"No category is in desperate need of editors."
This sounds strange, but it is worth emphasizing. Not just because there are those two or three hundred editors who can edit any of the 600,000 categories, but for a more profound reason.
A category needs work if (and only if) some volunteer editor decides it needs work. The number of submittals to it has no logical connection to anything whatsoever. If a good site is not listed, then what difference does it make whether it's been submitted or not? In either case the real shortcoming of the ODP is the same; and the real value of a volunteer to review the site is the same.
And if the site is a chaotic mass of steaming plagiarism, what difference if all 1500 of its plages have been submitted? The category is still just as complete without it; the value of an editor's work is still exactly the same.
So Submittals cannot be any gage of anything. We used to give out (approximations of) the number of submittals. We found that people invariably malfounded all kinds of illogical conclusions, and contrived bizarre justification for all kinds of antisocial behavior, on that meaningless datum. We never found that people profited to any good purpose. In other words, whatever we said was turned into SOME kind of bizarre lie. We couldn't tell the truth without having the effect of misinforming people. So we agreed it was better for all concerned for us not to give out that information.
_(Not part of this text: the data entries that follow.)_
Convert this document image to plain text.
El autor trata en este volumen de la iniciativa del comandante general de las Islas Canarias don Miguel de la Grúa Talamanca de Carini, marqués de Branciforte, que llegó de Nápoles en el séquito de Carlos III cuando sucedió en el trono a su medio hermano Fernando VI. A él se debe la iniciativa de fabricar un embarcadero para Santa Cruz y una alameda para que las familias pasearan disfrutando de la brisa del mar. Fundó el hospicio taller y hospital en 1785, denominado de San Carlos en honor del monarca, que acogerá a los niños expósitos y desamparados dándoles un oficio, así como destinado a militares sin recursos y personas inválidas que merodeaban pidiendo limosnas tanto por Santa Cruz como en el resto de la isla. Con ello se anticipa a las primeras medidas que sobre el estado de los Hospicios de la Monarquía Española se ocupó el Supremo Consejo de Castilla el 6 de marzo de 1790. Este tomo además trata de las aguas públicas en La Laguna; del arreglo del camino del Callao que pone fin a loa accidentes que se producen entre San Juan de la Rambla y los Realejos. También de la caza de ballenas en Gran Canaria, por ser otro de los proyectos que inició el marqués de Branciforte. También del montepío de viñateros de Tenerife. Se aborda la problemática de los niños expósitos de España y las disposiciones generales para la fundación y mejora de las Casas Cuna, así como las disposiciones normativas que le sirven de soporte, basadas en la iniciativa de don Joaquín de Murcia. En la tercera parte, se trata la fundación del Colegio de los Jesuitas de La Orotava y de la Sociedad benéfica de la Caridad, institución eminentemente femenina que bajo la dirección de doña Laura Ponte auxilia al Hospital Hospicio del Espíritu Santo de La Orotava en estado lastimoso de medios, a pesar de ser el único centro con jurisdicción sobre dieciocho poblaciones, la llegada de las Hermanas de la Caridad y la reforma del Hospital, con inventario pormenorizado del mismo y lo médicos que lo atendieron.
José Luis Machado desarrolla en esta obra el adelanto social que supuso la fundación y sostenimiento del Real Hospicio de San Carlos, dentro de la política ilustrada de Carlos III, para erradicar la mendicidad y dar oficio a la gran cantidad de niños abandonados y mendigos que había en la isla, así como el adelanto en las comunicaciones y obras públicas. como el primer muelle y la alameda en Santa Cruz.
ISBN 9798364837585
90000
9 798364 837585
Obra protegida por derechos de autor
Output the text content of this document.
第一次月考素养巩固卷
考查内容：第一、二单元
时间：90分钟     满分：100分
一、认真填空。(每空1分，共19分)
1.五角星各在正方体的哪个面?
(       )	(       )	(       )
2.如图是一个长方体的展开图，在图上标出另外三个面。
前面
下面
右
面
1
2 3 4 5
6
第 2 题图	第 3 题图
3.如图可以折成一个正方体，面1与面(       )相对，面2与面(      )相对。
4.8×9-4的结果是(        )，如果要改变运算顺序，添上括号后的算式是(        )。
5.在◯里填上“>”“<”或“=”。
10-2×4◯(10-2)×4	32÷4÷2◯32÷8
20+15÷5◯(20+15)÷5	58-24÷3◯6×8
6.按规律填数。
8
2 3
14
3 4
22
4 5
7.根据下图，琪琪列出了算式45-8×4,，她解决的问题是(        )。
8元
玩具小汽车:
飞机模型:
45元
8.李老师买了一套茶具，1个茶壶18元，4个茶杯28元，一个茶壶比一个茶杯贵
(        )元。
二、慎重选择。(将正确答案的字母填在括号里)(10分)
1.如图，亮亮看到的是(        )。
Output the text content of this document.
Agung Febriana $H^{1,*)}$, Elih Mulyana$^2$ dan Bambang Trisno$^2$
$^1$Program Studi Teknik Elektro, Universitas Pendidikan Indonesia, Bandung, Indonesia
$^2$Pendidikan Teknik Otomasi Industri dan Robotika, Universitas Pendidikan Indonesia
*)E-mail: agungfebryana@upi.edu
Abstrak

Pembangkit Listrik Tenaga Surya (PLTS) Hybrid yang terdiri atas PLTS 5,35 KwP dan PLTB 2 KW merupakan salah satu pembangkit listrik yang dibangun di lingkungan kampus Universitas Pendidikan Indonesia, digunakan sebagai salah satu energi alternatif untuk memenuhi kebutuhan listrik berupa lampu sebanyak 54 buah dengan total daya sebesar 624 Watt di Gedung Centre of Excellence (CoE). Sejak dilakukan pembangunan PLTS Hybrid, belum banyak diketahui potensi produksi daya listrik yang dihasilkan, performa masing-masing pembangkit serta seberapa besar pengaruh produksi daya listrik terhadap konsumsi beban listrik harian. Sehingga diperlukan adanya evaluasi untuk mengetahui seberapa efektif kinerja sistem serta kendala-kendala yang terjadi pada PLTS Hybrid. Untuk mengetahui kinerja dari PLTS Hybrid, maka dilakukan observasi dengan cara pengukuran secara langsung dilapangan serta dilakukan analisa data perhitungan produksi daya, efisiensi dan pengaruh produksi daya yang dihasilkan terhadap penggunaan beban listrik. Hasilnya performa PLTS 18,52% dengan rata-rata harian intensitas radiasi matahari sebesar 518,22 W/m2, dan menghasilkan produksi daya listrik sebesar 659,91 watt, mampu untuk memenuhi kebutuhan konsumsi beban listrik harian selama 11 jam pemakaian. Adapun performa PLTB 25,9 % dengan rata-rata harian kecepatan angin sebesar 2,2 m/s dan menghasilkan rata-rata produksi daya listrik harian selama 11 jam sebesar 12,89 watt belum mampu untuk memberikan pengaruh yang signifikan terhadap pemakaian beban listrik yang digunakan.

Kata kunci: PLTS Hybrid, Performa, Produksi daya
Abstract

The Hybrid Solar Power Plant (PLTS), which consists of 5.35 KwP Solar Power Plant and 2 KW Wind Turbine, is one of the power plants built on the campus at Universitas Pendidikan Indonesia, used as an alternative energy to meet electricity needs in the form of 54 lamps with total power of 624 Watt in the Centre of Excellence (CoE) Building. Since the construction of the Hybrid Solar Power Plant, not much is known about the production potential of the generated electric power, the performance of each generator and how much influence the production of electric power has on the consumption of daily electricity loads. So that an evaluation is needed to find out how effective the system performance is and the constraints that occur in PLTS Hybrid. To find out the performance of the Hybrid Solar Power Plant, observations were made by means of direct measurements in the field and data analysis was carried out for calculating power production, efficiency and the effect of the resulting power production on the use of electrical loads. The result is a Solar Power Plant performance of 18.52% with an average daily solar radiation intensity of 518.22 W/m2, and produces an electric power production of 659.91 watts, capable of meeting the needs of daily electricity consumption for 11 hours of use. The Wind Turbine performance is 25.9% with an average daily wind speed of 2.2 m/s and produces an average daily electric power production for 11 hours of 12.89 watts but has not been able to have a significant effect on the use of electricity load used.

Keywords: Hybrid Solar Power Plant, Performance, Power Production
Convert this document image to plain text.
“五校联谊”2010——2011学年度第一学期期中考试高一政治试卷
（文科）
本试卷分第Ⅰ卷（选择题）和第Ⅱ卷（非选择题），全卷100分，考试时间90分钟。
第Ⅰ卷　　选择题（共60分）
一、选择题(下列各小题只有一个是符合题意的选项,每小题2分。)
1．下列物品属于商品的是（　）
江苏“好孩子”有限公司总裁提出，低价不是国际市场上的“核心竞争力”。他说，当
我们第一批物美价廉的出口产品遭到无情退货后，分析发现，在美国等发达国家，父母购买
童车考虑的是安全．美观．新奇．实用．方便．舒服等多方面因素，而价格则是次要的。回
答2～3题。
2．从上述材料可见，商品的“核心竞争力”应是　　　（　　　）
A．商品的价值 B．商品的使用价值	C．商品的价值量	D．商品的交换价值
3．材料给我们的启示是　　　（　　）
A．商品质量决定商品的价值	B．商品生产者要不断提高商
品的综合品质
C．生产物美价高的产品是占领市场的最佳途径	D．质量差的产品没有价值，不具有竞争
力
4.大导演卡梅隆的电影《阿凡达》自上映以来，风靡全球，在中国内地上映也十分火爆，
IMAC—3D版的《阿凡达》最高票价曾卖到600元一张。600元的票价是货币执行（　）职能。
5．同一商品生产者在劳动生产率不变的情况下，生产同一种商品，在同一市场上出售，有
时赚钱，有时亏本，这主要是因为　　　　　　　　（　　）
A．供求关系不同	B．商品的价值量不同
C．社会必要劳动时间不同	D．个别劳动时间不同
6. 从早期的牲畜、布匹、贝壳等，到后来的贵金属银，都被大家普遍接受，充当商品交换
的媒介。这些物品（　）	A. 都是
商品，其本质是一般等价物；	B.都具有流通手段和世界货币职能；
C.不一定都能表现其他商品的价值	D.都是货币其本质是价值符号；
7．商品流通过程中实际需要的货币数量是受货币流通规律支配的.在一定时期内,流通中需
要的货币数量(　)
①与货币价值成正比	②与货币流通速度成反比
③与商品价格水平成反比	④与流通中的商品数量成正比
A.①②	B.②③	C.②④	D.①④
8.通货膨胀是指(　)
So, how do you REALLY tell whether a category "NEEDS" work?
It's simple. If a category is deficient enough that some public-spirited volunteer is willing to lay aside all else to improve the category, then it needs work.
If, in a world of limited resources, in some relevant person's judgment some of those resources can most profitably be assigned to improving that category, then it needs work. Otherwise, it really doesn't need work.
Who's a "relevant person"? A public-spirited surfer who's willing to volunteer to expend those resources out of his own personal energy. (That's it -- nobody else gets a vote. One volunteer doesn't even get a vote on the next volunteer's priorities.)
What about webmasters? What about what they call their "needs", or what anyone else would call their "wishes"?
The ODP doesn't harm them -- except in cases where simply revealing an entity's reputation is disastrous to their plans. The ODP in no way interferes with their websites, with their activities or businesses or promotions. Anyone may tolerate the ODP's existance without blighting their own work (except, of course, insofar as they try to profit from information similar to what the ODP gives away freely.)
And there are numerous thousands of people all over the world, offering webmasters services of every kind. After everything the ODP does, webmasters are still just as free to take advantage of people who are willing to provide the services they want -- even freer, as the ODP may even help them find such people.
But there is no need, no purpose, and no utility for webmasters to attempt to coerce the volunteers who are providing some different service to someone else under the aegis of the ODP.
And, whatever site submittals ARE, they are NOT, nor are they intended to be, an instrument of volunteer coercion. They are merely information, which the volunteers may use, if they wish, according to their best judgment of its value and reliability.